Differences from the poem. The poem’s storyline was greatly embellished in order to pad it out to ninety minutes. The characters of Truson, Mara, and the King’s Emissary, as well as several bit roles, were invented for the film, as were the happy ending and the storyline about the town entering a competition to win a banner from the King. In the poem, however, the mayor cheats the Piper over the payment for ridding the town of rats. In Browning’s original poem, and in the original legend on which the poem was based, the children never do come back.

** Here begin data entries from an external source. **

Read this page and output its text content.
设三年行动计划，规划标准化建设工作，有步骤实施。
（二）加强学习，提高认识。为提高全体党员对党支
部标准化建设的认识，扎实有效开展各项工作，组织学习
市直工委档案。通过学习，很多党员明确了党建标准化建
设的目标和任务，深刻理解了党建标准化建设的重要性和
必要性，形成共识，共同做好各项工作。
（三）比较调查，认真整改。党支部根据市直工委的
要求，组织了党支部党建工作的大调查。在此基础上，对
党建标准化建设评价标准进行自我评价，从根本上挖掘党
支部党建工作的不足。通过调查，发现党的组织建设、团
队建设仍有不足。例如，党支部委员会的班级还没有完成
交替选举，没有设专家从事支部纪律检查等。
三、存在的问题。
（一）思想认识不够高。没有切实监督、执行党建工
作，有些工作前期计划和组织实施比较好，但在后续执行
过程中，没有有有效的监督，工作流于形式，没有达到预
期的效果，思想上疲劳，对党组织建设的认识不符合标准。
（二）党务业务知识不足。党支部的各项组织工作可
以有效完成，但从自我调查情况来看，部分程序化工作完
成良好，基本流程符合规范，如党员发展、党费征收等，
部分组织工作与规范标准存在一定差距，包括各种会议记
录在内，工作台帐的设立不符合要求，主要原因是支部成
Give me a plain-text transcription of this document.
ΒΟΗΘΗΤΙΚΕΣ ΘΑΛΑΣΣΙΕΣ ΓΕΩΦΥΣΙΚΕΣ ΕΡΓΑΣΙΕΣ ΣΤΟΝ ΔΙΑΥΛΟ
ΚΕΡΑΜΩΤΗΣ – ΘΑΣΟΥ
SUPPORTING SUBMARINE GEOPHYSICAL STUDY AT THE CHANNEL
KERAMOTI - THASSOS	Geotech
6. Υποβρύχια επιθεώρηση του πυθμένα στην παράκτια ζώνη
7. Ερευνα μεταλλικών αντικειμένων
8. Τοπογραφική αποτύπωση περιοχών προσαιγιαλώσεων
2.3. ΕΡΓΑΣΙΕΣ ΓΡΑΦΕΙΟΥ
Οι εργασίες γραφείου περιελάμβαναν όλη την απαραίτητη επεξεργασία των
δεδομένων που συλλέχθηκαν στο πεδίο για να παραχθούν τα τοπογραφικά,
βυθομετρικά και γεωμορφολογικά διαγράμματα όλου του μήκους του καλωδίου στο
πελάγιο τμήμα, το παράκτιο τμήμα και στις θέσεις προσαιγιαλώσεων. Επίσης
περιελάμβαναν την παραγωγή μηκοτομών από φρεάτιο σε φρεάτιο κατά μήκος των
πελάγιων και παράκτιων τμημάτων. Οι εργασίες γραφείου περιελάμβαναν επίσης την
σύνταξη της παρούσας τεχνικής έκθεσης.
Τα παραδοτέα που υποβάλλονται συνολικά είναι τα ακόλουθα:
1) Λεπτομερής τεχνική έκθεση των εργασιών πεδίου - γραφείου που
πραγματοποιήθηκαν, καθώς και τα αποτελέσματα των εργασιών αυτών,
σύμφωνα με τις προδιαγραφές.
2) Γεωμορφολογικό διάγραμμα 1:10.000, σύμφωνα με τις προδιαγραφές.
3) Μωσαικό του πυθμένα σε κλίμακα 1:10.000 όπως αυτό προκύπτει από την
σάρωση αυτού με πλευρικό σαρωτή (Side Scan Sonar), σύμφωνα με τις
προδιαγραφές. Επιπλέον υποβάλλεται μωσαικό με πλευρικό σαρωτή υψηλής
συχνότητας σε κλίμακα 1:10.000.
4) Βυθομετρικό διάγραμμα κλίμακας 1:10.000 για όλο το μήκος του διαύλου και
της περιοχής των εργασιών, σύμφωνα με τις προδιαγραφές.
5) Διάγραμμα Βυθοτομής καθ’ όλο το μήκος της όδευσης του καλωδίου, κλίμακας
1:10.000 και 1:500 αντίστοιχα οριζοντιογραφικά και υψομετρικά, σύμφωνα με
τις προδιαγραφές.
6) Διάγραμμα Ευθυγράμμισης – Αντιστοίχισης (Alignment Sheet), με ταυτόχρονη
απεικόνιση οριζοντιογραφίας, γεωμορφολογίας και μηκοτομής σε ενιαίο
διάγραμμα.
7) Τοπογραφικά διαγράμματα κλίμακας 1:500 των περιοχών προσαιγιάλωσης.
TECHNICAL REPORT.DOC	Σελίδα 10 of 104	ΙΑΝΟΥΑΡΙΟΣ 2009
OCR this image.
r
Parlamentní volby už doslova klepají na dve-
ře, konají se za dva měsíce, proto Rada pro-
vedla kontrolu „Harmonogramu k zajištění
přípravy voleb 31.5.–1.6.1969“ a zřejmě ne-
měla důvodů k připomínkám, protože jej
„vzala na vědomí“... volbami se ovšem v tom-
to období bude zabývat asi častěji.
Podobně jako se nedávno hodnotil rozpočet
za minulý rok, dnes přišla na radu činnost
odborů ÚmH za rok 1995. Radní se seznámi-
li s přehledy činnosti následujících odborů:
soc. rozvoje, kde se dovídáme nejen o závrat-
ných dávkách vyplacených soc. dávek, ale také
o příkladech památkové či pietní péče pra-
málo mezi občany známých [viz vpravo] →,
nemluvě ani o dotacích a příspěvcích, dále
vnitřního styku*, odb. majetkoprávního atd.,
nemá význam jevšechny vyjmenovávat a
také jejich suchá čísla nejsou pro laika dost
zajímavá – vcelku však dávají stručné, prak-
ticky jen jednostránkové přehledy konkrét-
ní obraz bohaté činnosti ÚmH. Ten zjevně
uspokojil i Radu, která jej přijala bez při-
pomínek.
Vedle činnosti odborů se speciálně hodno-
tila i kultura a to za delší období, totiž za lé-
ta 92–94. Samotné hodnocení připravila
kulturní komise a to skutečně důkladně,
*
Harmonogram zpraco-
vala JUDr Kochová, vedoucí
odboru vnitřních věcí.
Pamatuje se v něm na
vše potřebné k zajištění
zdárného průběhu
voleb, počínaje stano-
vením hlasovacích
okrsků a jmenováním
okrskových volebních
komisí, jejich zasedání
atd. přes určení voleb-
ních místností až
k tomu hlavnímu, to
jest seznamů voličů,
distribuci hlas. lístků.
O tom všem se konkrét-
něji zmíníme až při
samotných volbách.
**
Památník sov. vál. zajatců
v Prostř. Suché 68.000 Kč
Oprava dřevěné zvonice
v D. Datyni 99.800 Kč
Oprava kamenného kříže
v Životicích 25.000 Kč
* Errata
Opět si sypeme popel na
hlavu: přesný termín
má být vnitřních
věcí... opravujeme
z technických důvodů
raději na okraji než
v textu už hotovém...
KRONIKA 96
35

The film was one of several telecasts in the 1950s of musical fantasies aimed at children and shown as specials. This trend was caused by the enormous success of the first two live telecasts (in 1955 and 1956) of the Mary Martin Peter Pan, which had gained the largest audience for a TV special to date. In late 1955, Hallmark Hall of Fame had presented a live telecast of the 1932 stage adaptation of Alice in Wonderland. This had been followed in 1956 by the first telecast of MGM’s 1939 film The Wizard of Oz (starring Judy Garland), and the first, live version of Rodgers and Hammerstein’s only musical for television, Cinderella (1957), starring Julie Andrews. Both The Wizard of Oz and Cinderella also drew large audiences on television. And only a month before the telecast of The Pied Piper of Hamelin, NBC had presented live a live-action musical adaptation of Pinocchio, with Mickey Rooney as the puppet who longs to be a real boy. In 1958, a live musical version of Hansel and Gretel, with Barbara Cook and Red Buttons, would also be televised. Both Pinocchio and Hansel and Gretel boasted scores by Alec Wilder. Cole Porter would follow in 1958 with Aladdin, starring Sal Mineo and Basil Rathbone, and that same year, ABC, with the help of Serge Prokofiev and Ogden Nash, would combine the elements of musical comedy, marionette presentations, and classical music in a successful special entitled “Art Carney Meets Peter and the Wolf”.
As in the 1944 Broadway musical Song of Norway, many of Grieg’s most famous pieces are heard here, albeit with lyrics. The first movement of the Piano Concerto in A Minor serves as the tune for the lovers’ duet; Wedding-Day at Troldhaugen serves as a work song for the townsfolk of Hamelin, and Grieg’s Peer Gynt music is used for most of the other musical numbers.